The redesign uses three distinct sections with explicit whitespace between them:

  1. Arc hero: high contrast, serif, centred, spacious. Sets the tone.
  2. Recent entries: left-aligned, compact, efficient. Changes the mode.
  3. Arc map: grid, colour-coded, systematic. Changes it again.

Each section has a different visual density. The reader experiences variation, not monotony.

Principle 6: No “AI homepage” patterns

This is a constraint, not a principle, but worth naming because it’s easy to fall into.

AI-generated homepage layouts converge on a small set of patterns: full-viewport hero with centred serif headline, gradient background, one primary CTA, feature grid below, testimonials or stats, footer CTA. The patterns are not wrong in themselves; they’re wrong when applied without reasoning.

The checklist I used:

  • Does every element exist because the content needs it, or because it looks like a homepage?
  • Is the CTA doing something, or is it decorative?
  • Would removing any section make the page less useful, or just shorter?

The original hero failed the third test.
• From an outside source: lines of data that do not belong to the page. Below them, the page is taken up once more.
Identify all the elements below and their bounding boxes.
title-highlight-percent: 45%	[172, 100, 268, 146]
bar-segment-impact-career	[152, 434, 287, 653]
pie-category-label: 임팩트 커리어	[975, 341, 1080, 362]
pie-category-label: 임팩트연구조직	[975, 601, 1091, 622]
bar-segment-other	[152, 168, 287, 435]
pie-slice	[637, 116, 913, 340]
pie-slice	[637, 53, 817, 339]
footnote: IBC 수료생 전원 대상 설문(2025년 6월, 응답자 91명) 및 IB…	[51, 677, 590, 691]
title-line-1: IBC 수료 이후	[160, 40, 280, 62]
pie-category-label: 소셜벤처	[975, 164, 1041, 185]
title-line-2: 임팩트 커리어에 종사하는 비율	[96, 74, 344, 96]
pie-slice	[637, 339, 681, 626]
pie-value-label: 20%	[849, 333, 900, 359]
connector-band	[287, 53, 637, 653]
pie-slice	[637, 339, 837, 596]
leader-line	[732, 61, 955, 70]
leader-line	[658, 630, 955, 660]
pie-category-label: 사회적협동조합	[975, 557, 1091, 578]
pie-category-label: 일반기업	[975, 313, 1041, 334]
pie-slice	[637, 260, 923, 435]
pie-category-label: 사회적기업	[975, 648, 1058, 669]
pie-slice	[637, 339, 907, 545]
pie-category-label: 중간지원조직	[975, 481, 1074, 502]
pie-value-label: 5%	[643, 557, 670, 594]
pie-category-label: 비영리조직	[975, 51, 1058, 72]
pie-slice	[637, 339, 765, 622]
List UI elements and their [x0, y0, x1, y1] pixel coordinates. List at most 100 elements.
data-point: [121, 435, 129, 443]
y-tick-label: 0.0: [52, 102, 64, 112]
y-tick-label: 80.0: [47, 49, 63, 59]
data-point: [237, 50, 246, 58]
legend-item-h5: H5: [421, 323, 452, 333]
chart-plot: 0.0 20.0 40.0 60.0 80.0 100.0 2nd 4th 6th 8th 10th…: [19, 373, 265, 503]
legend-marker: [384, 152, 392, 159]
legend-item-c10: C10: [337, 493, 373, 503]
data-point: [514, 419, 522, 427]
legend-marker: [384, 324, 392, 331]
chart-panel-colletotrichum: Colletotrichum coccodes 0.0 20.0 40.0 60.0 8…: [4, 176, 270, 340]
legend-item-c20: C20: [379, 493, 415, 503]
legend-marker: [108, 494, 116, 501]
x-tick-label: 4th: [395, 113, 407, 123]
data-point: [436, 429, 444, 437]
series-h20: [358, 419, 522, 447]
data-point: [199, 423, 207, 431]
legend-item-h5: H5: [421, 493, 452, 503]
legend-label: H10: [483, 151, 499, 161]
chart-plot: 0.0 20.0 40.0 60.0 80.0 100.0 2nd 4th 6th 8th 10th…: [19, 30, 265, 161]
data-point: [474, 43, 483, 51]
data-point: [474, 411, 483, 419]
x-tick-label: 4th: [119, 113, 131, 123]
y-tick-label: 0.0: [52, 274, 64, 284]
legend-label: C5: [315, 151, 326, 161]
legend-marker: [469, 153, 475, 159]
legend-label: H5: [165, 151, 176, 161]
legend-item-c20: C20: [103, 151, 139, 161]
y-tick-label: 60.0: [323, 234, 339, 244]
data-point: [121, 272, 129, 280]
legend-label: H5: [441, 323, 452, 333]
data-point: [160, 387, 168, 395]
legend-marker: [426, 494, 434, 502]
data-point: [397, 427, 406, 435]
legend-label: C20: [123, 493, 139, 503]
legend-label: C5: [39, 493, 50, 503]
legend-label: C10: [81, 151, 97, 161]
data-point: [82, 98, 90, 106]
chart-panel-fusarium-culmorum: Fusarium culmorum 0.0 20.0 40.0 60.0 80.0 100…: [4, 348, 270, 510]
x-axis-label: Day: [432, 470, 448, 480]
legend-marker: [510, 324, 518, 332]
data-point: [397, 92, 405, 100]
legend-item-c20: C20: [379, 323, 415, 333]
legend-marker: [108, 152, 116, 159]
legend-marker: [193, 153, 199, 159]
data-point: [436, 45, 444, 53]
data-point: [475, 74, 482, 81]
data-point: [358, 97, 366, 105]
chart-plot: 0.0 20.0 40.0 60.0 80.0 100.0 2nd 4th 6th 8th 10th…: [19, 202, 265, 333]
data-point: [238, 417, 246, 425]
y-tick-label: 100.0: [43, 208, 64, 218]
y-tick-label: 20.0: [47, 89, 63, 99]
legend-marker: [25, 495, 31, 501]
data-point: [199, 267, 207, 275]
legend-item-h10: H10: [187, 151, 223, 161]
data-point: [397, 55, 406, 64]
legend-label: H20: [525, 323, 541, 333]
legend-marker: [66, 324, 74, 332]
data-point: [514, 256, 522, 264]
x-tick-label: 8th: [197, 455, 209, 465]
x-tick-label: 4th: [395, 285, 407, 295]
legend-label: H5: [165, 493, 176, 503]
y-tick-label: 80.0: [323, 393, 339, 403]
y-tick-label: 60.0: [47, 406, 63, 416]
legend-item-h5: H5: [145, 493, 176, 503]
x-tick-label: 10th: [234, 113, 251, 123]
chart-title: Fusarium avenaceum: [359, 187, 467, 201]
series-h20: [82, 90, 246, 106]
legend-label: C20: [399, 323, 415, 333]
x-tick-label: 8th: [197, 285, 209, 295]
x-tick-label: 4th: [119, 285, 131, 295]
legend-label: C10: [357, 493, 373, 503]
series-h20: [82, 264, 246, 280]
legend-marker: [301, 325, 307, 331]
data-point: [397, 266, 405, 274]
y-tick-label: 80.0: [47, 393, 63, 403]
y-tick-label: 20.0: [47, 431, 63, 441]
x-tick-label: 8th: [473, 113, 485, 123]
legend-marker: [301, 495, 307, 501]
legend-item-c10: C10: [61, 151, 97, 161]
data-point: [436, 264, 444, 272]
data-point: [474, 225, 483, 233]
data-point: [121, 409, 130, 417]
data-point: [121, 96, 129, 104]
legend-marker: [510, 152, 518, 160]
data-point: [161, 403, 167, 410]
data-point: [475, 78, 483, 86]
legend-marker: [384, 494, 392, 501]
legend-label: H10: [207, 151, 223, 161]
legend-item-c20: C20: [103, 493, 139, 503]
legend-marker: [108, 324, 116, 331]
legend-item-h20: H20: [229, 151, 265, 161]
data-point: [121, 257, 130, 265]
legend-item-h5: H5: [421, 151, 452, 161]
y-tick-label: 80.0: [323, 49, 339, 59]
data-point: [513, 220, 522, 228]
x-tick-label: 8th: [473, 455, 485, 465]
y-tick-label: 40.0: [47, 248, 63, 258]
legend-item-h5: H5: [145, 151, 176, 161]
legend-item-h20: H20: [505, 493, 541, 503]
The redesign is built so that removing any section degrades the orientability of the page.


What this isn’t

This redesign doesn’t make the page beautiful in an obvious way. It’s less dramatic than the full-screen hero. That’s intentional: the design should serve the reader’s needs, not signal effort.

It also doesn’t solve everything. The arc map will need updating as new arcs become active. The “recent entries” section will need filtering logic if the site expands to include content from multiple arcs simultaneously. These are constraints to revisit, not problems to solve now.

For now: the home page reflects how the work is structured. That’s enough.